Petani Perempuan Rentan Kriminalisasi Akibat UU Pangan
Jakarta – Hasil revisi Undang-undang Pangan No.7 tahun 1996 bakal
berdampak kriminalisasi terhadap petani karena membudidayakan benih
lokal. Kasus ini terjadi di Indramayu, Jawa Barat.
“Kriminalisasi rentan dialami perempuan petani, yang 90% terlibat
dalam proses pembudidayaan karena melanggar hak cipta, yang dikuatkan
oleh UU No.12 Tahun 1992 tentang Sistem Budidaya Tanaman,” kata Ketua
Badan Eksekutif Nasional Solidaritas Perempuan, Wahidah Rustam di
Jakarta, Rabu.
Menurut dia, ancaman tersebut juga tercermin dalam UU Pangan yang
baru disahkan, pada pasal 77 tentang rekayasa genetika. “Sistim rekayasa
genetika mengancam keberlanjutan benih lokal yang dikelola oleh
perempuan petani. UU pangan diarahkan ke industrialisasi dimana
pemerintah melakukan penyeragaman bibit sehingga ada labelisasi," ujar
dia.
Dia mengungkap, benih-benih tersebut, terutama padi, dikuasai oleh
perusahaan transnasional yang diproduksi untuk industri besar sehingga
masyarakat kalau mengembangkan benih tidak boleh karena tidak punya
label. "Persoalan labelisasi atau standarisasi industri pangan akan
meminggirkan industri rumahan yang belum mampu mengolah pangan,” tandas
dia.
Persoalan lain yang dihadapi perempuan petani, sambung Wahidah,
adalah semakin sempitnya ketersediaan lahan pertanian di Indonesia
karena telah dialihfungsikan. "Berdasarkan hasil sensus lahan yang
dilakukan oleh Kementan, lahan sawah pada 2010 susut menjadi 3,5 juta ha
dari 4,1 juta ha pada 2007. Dalam rentang waktu tiga tahun, konversi
lahan mencapai 600 ribu ha," kata dia.
Wahidah menegaskan, dengan situasi tersebut melihat ketersediaan
pangan jelas akan semakin membuka impor dalam skala besar untuk memenuhi
ketersediaan pangan Indonesia yang juga diakomodir dalam UU Pangan pada
pasal 36 pengaturan impor pangan.
Ia menambahkan pengesahan UU Pangan tersebut semakin membuktikan
kepentingan pasar dan melegitimasi perjanjian perdagan internasional,
salah satunya Perjanjian Eropa-Asia yang akan dilakukan pada pertemuan
ASEM (Asia-Europe Meeting) ke-9 di Laos pada November 2012. "Kerjasama
ini akan memberikan peluang bagi produk pertanian Uni Eropa untuk lebih
kompetitif di pasar Indonesia," kata dia.

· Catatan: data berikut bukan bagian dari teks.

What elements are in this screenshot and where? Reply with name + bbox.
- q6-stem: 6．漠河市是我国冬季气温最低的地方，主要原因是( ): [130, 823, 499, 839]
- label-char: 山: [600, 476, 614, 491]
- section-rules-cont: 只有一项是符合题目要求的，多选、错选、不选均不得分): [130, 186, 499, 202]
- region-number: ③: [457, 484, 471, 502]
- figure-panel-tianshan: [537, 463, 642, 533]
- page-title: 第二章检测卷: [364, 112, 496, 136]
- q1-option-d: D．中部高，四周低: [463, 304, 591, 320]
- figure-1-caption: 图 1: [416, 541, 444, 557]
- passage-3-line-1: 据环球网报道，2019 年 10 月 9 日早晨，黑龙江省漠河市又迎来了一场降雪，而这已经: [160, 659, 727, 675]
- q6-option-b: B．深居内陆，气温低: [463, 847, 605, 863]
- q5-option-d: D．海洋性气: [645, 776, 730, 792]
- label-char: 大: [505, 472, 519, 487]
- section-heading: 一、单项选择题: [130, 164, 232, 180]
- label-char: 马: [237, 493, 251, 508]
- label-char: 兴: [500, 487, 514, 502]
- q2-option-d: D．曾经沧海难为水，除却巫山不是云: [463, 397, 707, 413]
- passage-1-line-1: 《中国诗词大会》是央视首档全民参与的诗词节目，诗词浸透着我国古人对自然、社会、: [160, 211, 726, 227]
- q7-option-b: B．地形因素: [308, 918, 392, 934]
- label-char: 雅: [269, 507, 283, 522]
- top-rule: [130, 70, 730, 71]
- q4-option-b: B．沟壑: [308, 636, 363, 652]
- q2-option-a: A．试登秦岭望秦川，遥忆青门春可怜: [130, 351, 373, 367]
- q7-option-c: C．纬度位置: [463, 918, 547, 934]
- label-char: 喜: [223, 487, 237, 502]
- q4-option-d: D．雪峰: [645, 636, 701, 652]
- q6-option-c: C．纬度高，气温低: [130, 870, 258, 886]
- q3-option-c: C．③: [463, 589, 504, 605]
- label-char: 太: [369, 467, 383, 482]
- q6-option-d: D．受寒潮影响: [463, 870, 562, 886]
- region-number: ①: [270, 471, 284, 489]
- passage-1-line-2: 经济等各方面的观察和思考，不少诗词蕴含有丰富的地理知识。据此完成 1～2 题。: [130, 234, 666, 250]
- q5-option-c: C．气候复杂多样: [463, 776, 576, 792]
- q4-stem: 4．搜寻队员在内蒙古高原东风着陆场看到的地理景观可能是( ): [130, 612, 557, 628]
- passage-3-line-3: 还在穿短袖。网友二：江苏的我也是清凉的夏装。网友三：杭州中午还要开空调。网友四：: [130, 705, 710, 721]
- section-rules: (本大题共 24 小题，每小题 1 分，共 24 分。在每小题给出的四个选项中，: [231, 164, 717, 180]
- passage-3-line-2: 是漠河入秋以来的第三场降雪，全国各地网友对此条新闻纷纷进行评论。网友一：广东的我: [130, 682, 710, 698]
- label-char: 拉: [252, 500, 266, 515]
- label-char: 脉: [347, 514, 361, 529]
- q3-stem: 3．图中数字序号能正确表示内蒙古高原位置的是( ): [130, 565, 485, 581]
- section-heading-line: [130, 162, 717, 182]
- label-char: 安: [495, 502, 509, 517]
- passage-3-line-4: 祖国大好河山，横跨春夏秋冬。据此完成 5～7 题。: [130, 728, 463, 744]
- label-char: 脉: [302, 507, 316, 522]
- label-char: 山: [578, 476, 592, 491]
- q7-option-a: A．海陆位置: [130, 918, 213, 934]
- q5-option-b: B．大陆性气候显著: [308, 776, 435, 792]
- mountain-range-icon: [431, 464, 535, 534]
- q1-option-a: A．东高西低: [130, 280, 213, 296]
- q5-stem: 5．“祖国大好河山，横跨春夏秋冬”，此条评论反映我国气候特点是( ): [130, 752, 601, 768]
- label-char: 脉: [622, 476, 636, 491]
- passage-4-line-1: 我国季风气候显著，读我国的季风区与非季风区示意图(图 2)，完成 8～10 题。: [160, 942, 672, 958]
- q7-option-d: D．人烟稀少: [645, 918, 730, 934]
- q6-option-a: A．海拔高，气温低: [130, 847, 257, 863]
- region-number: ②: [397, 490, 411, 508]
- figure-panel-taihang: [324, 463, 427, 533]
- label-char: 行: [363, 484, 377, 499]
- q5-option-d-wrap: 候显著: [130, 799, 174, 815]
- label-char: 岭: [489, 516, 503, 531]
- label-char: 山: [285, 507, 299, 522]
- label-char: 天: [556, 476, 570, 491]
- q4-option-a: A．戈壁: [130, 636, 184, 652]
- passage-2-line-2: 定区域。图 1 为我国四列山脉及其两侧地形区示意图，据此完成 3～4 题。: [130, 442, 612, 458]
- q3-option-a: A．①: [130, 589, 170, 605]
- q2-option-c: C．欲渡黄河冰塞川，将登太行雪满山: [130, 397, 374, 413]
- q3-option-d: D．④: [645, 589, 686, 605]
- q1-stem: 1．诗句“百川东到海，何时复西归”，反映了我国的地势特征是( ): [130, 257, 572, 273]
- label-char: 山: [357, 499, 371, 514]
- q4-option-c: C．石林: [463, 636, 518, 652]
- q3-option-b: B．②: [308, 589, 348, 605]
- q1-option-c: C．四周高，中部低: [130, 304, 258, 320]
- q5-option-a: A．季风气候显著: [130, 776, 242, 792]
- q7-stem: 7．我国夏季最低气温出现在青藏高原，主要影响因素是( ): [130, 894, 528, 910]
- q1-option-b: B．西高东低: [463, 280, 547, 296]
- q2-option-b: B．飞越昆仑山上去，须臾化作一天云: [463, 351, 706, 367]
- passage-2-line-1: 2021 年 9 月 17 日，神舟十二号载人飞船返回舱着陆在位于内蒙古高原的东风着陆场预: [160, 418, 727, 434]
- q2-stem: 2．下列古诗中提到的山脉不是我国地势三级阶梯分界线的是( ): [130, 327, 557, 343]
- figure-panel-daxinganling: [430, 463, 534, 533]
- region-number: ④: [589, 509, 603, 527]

Peningkatan ekspor Uni Eropa, kata dia, akan meningkat untuk produk
susu, sereal, daging, gula dan pangan olahan karena biaya ekspor sebesar
nol persen. Semuanya tentu akan berimbas terhadap produsen beras,
jagung, gula, susu atau daging di Indonesia.
Karena itu, Solidaritas Perempuan menyatakan kekecewaan terhadap
pengesahan Undang-Undang Perubahan atas UU Pangan No.7 tahun 1996
tentang pangan karena belum menjamin perlindungan pemenuhan dan
penghormatan hak perempuan atas pangan.